In Figure b, the dissolution, during the SPA experiment, of VER–HCl at pH 9 can be seen. In this case, the particles behave differently when compared to their dissolution at pH 7. The process of solid-state change, which can be visually observed, is slower, taking several minutes compared to several seconds (Figure a and 9b). Particles merge forming bigger and rounder entities inside of which eventually a void, resembling a bubble, is formed. This behavior is consistent with formation of the liquid free base. Solubility values were extracted from roughly the first 50 s of the image data, before extensive changes were observed. Again, the solubility value matches that reported by Surakitbanham et al.,[41] indicating dissolution limited by the VER.

At pH 6 in Figure , a positive deviation from the theoretical curve can be seen. The theoretical curve was constructed based on the Henderson–Hasselbalch equation with values of pKa = 8.9 and S0 = 6.6 × 10–5 mol/L adopted from Surakitbanham et al.[41] The researchers in that study explain the positive deviation from the theoretical curve with formation of VER dimers. The fact that a positive deviation is also seen in the SPA experiments indicates the rapid formation of dimers in the unstirred layer surrounding the particles.
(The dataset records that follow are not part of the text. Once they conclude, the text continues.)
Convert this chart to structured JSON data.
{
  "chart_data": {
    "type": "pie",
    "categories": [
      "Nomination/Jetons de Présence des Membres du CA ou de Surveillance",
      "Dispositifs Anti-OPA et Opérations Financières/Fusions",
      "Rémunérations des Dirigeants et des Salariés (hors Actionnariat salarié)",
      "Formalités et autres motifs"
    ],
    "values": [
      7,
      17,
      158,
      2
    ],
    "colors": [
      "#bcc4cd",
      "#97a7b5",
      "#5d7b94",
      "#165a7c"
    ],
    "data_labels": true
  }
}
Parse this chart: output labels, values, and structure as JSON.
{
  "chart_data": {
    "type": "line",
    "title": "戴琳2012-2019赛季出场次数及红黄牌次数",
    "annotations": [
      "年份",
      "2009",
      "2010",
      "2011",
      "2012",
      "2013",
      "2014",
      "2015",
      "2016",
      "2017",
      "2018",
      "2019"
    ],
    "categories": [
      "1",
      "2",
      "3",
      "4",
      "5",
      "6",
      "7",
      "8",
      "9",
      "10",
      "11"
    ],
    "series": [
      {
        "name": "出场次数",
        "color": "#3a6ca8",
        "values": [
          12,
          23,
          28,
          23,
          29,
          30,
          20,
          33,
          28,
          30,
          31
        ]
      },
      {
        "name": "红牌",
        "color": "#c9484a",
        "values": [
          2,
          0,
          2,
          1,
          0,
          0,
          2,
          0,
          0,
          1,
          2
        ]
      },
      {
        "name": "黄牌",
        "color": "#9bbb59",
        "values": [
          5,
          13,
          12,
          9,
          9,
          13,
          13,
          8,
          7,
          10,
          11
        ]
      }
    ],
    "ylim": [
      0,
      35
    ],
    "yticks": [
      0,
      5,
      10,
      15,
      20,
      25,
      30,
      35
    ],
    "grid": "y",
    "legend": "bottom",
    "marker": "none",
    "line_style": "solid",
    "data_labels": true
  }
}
In the region below pH 5, no visual solid-state change was observed. Thus, one can assume the solubility of the hydrochloride salt was measured and that the pHmax of the respective salt is between pH 5 and pH 6. The solubility measured in this region was lower than that at pH 6 due to a substantial common-ion effect as also seen with other basic drugs.[11,42] The solubility at pH 2 was then significantly higher, which is inconsistent with the common-ion effect, but most likely occurred due to the pH-limited buffer capacity of the HCl USP buffer used at pH 2 when compared to the phthalate USP buffers used at pH 3, 4, and 5 (Supporting Information S2 and Figure S1).

Conclusions

In this study, we demonstrated the use of the SPA method for understanding the dissolution behavior of salt compounds. NAP–Na, DIC–Na, and VER–HCl were used as model salt compounds. In total, less than 1 mg of each compound was used for all of the SPA measurements. In contrast, the corresponding analyses conducted with miniaturized SF experiments require from 100 mg up to 10 g of compound, depending on the solubility. As the amount of sample needed for the SPA experiment is so small, possible total dissolution during the course of the measurement can prevent subsequent offline solid-state characterization. However, this study demonstrates that visually detectable solid-state changes may still provide crucial information for the interpretation of the measured solubility.

On the basis of the obtained pH-solubility profiles, intrinsic solubility, pKa, pHmax, and Ksp values were determined. Moreover, a transient higher solubility of DIC–Na and intriguing behavior of VER–HCl upon disproportionation were observed. The importance of the sample solid-state and the possible microenvironmental pH shift was addressed in the context of the SPA measurements. Finally, the study has demonstrated that the SPA method is a powerful tool as it enables visual in situ observation of the salt disproportionation process on the particle level and its direct impact on the solubility of a potential salt candidate. As such, the method has much potential as a low sample consumption platform enabling elaborate characterization of the salt dissolution behavior.